Diana Shinske of Tampa, Florida is one of those individual plaintiffs. Ms. Shinske developed ovarian cancer after using Johnson & Johnson talcum powder as part of her daily hygiene routines. Her attorneys argue that Johnson & Johnson was aware of the studies that demonstrated a linkage between talcum powders, especially when applied to the pelvic region, and ovarian cancer, and that the firm is thus liable for damages. Johnson & Johnson, her attorneys argue, marketed their baby powder and Shower to Shower products specifically to women, the group most likely to suffer harm through using them, prioritizing profits over the health of consumers.

The current lawsuits come on the heels of a slew of costly judgments against Johnson & Johnson. Several of the company’s medical devices and prescription drugs have been recalled in recent years.

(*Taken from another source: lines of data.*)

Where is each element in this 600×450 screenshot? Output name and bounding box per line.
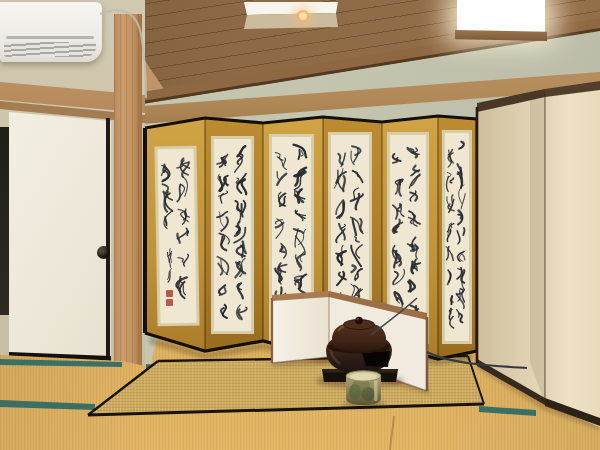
kettle-lid-knob — [355, 317, 363, 325]
seal-stamp — [166, 290, 173, 297]
scene-objects — [0, 0, 600, 450]
furosaki-panel-left — [272, 294, 329, 363]
plain-byobu — [477, 81, 600, 427]
water-jar — [343, 371, 385, 408]
photo-japanese-tea-room: Japanese tatami room with a gold six-pan… — [0, 0, 600, 450]
jar-contents — [350, 373, 377, 380]
plain-panel-right — [545, 86, 600, 427]
brazier-vent — [362, 351, 390, 367]
seal-stamp — [166, 299, 173, 306]
ac-cable — [100, 10, 146, 98]
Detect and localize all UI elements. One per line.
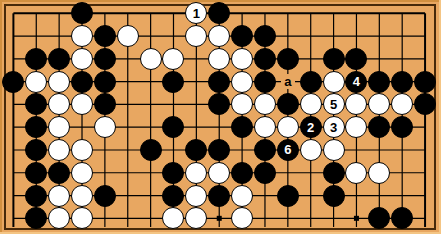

Johnson & Johnson produced recalled DePuy hip replacements, power morcellation devices linked to spreading reproductive cancers, trans-vaginal mesh devices that have caused internal bleeding and organ damage, and the drugs Risperdal, Invega, and Xarelto. The company also faced a huge recall of over 288 million items including the popular over-the-counter medications Tylenol, Motrin, Zyrtec, and Benadryl due to concerns over improper manufacturing.